Under consideration is the adoption of a unique equine lifetime number that is recognized worldwide. It would contain a country number as well as an individual number for grade horses and purebreds.
The task force plans to develop a practical document for identification that will serve as a health record, transportation document, record of performance and proof of ownership. It is hoped every horse gets identified at some point in its life.
Many horse associations already require microchips, small radio frequency devices about the size of a match head implanted at the base of the neck.

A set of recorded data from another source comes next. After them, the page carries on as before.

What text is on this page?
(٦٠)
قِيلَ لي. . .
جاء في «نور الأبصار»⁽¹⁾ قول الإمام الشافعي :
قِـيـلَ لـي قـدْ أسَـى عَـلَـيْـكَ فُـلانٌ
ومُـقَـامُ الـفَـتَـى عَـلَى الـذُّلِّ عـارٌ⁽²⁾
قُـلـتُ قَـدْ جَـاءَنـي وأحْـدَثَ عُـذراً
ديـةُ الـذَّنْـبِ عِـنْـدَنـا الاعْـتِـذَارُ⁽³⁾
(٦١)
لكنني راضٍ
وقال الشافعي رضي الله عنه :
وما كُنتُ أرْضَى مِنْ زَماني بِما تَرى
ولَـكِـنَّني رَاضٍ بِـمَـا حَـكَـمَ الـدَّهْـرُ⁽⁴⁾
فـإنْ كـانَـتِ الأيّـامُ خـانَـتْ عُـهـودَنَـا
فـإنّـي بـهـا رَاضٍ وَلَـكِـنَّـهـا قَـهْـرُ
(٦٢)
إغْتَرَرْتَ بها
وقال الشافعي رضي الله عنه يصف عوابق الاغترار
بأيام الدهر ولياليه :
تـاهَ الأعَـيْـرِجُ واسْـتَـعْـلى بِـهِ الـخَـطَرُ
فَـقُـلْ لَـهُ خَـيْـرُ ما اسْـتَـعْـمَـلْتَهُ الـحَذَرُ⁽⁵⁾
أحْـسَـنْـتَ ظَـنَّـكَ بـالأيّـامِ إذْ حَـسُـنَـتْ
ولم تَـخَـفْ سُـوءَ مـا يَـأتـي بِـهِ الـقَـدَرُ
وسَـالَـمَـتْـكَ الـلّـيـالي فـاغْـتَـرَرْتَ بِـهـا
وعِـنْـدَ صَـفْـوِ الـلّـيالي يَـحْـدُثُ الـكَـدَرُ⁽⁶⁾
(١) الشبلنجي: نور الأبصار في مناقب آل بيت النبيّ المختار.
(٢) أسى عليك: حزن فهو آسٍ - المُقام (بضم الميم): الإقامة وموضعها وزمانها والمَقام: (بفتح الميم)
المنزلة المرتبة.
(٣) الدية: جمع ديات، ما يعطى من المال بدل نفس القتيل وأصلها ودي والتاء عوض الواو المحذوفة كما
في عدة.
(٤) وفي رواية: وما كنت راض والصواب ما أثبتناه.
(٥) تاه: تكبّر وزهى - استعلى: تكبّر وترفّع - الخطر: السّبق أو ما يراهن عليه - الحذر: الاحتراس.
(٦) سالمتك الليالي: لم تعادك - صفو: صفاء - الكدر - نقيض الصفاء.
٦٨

Kendall said the horse industry can identify about one-third of the national herd because of owners’ detailed records.
Owners are worried about the threat of foreign animal diseases such as bovine spongiform encephalopathy, West Nile virus and foot-and-mouth disease. They are concerned about disease spreading among horses or the possibility of zoonosis, the incidental transfer of disease between species.
“We want to protect our horses and we are driven by necessity to identify individual horse and movement in a geographic area,” Kendall said in an interview at the Alberta horse breeders conference in Red Deer Jan. 11.
“In the event of a disease outbreak, we want to be able to identify, not a pen of animals, but an individual animal so we can minimize the damage.”
Andre Dagenais of Agriculture Canada’s food safety quality committee said diseases such as West Nile, BSE and Severe Acute Respiratory Syndrome made many people realize that movement and tracking systems are necessary to protect public and animal health.
More trading partners are demanding complete trace-back systems and rising consumer expectations insist on foolproof food safety programs.
Ottawa recently set aside more than $7 million to develop and enhance trace-back systems.
Dagenais said the federal government prefers each livestock sector to handle its own identification program.
“This isn’t a government initiative. We are giving the opportunity to each industry sector to discuss and recognize the value of developing a type of tracking, tracing identification system,” he said in an interview.
“They have carte blanche. We will help facilitate and we will provide funding for sectors to talk about developing the program.”
Food safety is a component of the agricultural policy framework and the government’s goal is for 80 percent of products sold at the retail level to have complete traceability by 2008.
This includes all animal and plant ingredients, including items such as flowers because they have the potential to carry serious disease.
The Canadian Livestock Identification Agency will handle a number of livestock sectors, including cattle, bison, sheep, hogs and cervids. Other groups such as goats and horses must decide whether to sign on to the agency, which assigns unique numbers stored in a high security data base.
It cost more than $1.7 million to get the cattle identification system running.
“There is no doubt they have had to very quickly move to the next level and the next level after that,” Dagenais said.
The cattle industry is switching from plastic ear tags with bar codes to electronic identification a year from now.
Livestock groups are looking at a variety of methods to identify their animals, such as ear tags, collars and microchips.
There has been some concern that microchips could migrate in the bodies of food animals, but improved technology is resolving that concern.
Dagenais is joining a fact-finding tour to France this month to learn how the Europeans efficiently track animal movement and food safety.